Мы ехали на почтовых. Я – в дальнее имение, к приятелю, Иван Васильевич – по делам в уезд. Выехали одновременно, а так как до первой станции нам было по дороге, то Иван Васильевич и предложил мне место в своем тарантасе.
– С Макарихи шибко поедете, дорога там получше, – говорил Иван Васильевич. – А вот до Макарихи, пожалуй, поскучаете. А перегон большой – двадцать шесть верст, и дорога лесом. А уж знаете, какие у нас лесные дороги.

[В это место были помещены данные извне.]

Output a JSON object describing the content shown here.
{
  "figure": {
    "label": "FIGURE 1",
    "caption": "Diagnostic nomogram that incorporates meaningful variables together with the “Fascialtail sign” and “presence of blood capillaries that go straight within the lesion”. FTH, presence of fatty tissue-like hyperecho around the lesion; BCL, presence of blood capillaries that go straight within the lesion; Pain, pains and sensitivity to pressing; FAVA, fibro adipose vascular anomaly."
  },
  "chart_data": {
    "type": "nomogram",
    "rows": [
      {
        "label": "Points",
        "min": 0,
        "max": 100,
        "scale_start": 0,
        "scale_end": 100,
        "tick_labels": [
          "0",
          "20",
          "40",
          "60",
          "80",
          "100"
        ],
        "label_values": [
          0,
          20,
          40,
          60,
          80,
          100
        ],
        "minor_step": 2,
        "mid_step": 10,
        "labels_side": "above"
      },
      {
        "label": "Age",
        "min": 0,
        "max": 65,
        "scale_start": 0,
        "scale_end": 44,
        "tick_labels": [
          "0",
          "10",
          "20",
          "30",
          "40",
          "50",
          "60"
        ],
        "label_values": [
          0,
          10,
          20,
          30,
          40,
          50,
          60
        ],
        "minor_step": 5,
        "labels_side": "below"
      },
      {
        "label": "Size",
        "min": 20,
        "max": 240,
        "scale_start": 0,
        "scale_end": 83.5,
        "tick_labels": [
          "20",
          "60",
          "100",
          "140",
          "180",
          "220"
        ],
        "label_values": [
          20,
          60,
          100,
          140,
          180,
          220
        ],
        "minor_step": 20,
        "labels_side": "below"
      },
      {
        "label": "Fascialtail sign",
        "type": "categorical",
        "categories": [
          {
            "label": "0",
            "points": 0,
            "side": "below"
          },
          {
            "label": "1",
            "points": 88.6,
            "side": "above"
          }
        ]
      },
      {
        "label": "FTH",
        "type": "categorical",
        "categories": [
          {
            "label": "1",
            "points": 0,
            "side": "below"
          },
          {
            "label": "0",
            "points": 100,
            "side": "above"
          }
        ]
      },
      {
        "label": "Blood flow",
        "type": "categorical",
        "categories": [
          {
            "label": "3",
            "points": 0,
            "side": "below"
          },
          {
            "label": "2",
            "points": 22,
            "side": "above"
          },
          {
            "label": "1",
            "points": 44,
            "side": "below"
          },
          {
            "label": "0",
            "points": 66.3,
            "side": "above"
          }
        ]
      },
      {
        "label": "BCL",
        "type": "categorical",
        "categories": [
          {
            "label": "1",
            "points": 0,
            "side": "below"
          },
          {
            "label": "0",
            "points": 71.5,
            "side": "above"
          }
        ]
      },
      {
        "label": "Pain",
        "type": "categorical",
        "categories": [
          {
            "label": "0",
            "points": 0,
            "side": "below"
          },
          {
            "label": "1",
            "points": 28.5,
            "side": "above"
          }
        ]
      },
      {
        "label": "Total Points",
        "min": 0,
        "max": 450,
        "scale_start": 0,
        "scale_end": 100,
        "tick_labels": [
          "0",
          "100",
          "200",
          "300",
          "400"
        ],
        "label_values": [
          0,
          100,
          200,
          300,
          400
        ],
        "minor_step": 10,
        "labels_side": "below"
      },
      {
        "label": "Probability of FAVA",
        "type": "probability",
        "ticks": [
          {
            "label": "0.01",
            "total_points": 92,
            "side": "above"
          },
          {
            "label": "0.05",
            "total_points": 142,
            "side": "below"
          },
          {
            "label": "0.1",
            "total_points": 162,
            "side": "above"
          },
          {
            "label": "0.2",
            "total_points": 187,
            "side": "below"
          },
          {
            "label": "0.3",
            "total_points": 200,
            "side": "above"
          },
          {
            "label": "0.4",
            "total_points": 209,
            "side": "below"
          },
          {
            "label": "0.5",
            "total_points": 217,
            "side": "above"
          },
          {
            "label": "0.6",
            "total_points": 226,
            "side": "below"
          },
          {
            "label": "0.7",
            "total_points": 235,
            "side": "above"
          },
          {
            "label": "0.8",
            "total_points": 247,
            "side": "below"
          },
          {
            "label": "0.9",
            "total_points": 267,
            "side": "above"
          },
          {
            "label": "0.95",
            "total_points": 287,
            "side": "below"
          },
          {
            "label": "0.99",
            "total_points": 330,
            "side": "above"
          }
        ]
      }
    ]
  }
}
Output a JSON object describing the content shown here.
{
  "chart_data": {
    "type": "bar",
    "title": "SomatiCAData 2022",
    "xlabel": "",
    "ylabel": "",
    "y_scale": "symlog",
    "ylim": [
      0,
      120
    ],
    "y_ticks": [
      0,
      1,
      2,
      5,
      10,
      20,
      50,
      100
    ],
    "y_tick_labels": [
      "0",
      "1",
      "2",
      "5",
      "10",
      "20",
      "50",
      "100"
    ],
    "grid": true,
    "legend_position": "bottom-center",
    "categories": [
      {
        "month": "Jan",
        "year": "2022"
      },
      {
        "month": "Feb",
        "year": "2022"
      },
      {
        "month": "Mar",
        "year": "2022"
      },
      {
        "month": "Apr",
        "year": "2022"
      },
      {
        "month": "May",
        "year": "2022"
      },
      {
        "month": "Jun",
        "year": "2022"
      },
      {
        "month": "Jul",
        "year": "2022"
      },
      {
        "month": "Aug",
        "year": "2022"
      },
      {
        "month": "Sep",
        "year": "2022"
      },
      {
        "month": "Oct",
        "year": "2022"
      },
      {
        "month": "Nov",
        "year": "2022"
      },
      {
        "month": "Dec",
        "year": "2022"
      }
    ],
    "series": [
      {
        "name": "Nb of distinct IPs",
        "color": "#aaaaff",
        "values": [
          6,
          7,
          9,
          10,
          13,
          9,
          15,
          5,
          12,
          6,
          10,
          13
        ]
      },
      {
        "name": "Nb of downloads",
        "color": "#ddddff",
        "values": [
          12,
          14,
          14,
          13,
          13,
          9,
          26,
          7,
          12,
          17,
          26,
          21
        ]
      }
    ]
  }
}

Дорога, точно, через несколько верст пошла лесом. Выбоины, лужи от перепадавших дождей, толстые переплетенные корневища, какие-то не то пни, не то гнилые колья – очень хороша была лесная дорога. Как поехали шагом – так и ехали все время. От наступавшего на нас с обеих сторон леса, тесного и темного, веяло свежестью, сыростью, крепким и резким еловым запахом. Точно яблоками пахло. Небо, с еще не закатившимся, но не видным июньским солнцем, уже тихонько из голубого делалось золотым. Тройка, тупо позвякивая бубенцами, шла сама, осторожная, – ямщик не то задумался, не то задремал.
Я смотрел сбоку, близко, на Ивана Васильевича, на его белую фуражку – и теперь лицо его вовсе не казалось мне угрюмым, а только очень серьезным – бывает такая серьезность, с простотой. От фуражки широкое лицо казалось темнее. Ему могло быть лет около пятидесяти, а то и меньше.